Your ego is important, mind you. Your ego is the carpenter, the craftsman. Your ego sets up the scaffolding, pours the concrete, and makes sure wood is being cut to the right length. In a more literal sense, your ego establishes key and tempo, it sets the recording levels, it selects what instruments to use, and makes sure they’re in tune. Your ego picks the best takes, guides you to flaws that need to be fixed (or covered up), and generally leads you through all the stages from basic tracking to overdubbing to mixing to mastering. Your ego deals with the structure-oriented aspects of funneling music into a tangible form.
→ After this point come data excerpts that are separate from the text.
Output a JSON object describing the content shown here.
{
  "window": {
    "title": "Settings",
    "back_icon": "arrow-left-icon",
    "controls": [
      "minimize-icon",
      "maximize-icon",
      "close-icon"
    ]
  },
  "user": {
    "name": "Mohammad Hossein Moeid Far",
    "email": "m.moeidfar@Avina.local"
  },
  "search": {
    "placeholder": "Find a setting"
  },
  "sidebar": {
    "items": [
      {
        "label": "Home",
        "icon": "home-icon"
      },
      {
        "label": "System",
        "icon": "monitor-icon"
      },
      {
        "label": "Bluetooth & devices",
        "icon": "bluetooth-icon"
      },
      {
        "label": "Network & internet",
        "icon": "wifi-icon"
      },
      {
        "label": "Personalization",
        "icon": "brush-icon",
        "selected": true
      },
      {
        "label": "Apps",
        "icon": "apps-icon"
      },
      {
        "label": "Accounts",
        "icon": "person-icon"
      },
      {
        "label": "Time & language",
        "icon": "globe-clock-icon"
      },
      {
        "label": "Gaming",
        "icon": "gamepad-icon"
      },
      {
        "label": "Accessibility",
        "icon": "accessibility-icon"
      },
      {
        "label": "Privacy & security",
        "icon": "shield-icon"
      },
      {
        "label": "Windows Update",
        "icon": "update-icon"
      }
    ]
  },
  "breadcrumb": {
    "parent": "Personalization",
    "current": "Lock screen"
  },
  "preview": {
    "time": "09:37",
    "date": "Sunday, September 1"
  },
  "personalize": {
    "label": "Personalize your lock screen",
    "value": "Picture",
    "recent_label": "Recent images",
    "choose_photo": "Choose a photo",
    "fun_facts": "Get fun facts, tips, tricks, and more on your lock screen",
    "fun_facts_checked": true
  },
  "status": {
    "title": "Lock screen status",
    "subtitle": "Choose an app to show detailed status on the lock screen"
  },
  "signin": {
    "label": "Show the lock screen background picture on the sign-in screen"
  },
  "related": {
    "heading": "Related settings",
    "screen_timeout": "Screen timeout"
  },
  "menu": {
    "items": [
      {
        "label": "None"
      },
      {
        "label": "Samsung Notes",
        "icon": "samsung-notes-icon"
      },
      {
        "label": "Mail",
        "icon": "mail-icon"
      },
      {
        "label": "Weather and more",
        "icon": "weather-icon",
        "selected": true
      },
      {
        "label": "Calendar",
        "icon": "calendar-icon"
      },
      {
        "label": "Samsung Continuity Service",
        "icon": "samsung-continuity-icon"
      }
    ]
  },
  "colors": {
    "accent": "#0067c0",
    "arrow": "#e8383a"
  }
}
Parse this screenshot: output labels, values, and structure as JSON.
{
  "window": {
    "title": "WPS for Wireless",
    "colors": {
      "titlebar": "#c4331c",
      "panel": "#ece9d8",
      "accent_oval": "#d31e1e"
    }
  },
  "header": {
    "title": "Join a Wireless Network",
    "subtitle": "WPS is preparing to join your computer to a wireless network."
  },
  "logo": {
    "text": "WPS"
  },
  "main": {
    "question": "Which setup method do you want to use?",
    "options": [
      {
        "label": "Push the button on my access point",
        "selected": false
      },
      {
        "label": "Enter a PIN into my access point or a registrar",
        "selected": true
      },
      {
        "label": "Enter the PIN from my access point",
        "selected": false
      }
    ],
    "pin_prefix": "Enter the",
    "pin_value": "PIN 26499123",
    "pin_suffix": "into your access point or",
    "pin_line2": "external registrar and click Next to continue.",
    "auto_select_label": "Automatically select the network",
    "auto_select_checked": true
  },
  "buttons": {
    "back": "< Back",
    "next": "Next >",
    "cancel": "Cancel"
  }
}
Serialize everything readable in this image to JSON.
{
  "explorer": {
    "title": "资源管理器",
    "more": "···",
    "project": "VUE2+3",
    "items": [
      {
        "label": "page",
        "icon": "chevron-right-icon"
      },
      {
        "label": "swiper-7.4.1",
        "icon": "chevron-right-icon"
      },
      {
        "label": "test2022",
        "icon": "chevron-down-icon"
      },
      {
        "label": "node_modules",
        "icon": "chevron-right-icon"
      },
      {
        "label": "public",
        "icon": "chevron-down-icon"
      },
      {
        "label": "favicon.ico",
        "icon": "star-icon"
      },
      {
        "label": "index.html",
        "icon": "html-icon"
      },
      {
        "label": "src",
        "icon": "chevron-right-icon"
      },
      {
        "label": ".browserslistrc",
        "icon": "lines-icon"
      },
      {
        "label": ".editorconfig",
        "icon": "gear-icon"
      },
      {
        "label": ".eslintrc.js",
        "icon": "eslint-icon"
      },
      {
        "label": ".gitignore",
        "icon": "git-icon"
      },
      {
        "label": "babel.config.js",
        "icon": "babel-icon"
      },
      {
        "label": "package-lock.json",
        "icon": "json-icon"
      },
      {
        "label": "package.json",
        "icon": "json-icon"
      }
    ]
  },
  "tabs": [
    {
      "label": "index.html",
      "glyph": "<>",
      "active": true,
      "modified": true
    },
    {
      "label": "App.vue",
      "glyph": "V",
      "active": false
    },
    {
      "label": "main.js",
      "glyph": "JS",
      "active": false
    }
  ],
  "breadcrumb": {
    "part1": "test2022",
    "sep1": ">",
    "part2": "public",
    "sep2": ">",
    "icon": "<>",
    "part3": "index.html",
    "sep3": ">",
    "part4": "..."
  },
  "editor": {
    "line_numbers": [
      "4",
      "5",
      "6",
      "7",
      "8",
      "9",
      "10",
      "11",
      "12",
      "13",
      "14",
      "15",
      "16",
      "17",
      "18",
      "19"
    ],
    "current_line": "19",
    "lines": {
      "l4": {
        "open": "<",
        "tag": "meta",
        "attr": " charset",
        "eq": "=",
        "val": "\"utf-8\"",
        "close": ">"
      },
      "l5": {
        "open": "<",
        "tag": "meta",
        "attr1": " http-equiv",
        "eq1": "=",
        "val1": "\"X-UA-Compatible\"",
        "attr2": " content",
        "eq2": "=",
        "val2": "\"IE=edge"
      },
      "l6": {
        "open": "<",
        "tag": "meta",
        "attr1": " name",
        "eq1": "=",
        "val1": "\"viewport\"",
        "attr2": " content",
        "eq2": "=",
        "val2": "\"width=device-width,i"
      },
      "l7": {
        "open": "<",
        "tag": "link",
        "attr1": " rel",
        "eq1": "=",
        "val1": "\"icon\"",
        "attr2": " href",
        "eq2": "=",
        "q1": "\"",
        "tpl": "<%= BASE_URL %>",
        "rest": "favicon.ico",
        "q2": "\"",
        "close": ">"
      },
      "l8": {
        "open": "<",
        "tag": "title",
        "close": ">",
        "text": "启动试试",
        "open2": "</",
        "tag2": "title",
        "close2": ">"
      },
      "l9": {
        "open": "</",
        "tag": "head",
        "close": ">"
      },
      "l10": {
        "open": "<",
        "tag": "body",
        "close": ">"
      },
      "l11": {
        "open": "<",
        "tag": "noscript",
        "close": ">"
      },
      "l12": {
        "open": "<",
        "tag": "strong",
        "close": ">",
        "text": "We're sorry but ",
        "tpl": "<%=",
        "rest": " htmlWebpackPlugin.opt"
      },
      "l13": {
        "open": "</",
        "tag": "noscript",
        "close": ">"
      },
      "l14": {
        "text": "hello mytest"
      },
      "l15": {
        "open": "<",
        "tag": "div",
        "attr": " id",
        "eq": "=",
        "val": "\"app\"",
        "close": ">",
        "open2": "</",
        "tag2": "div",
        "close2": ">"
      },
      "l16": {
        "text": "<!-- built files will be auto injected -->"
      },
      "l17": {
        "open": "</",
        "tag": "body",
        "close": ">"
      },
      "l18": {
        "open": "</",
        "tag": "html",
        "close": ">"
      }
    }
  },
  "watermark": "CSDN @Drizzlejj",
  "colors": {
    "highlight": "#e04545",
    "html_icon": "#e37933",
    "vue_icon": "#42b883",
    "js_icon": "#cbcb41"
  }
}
This is something you and your ego can be proud of.

But that first inspired moment you had, when you first started playing those chords in that order, and suddenly had a shiver down your back, or a heightened sense of “realness” — that would be a good time to start thinking grateful, thankful thoughts towards whoever or whatever out there just handed you this gift — or call it a “curse” if it amuses you. Actually it’s a little of both, and maybe a responsibility too, but mostly a gift. And a compliment. So accept the compliment, and do your best, but remember all the while that it chose you, and not the other way around.

Thinking this way will make things like mixing and mastering so much easier. Because instead of confusing the process with your need for the music to “represent you”, you can listen to it as an audience member. A very special audience member, but an audience member nonetheless. It’s not you; it’s it, and you’re you. With that out of the way, it will be so much simpler to say, “okay, needs this turned up a bit here, and, ah, that’s better — now this needs to be adjusted like this, and — yes, good”. On the other hand, if your ego is still attached to it, nothing will sound right, no matter what you do.

So how do you let go of the baby? Early and often. Any time you start to feel your ego attaching itself to a song, gently remind yourself that you’re just the conduit, that if you weren’t qualified to handle the job you wouldn’t have been chosen for it, and if you do your best, that’s absolutely good enough.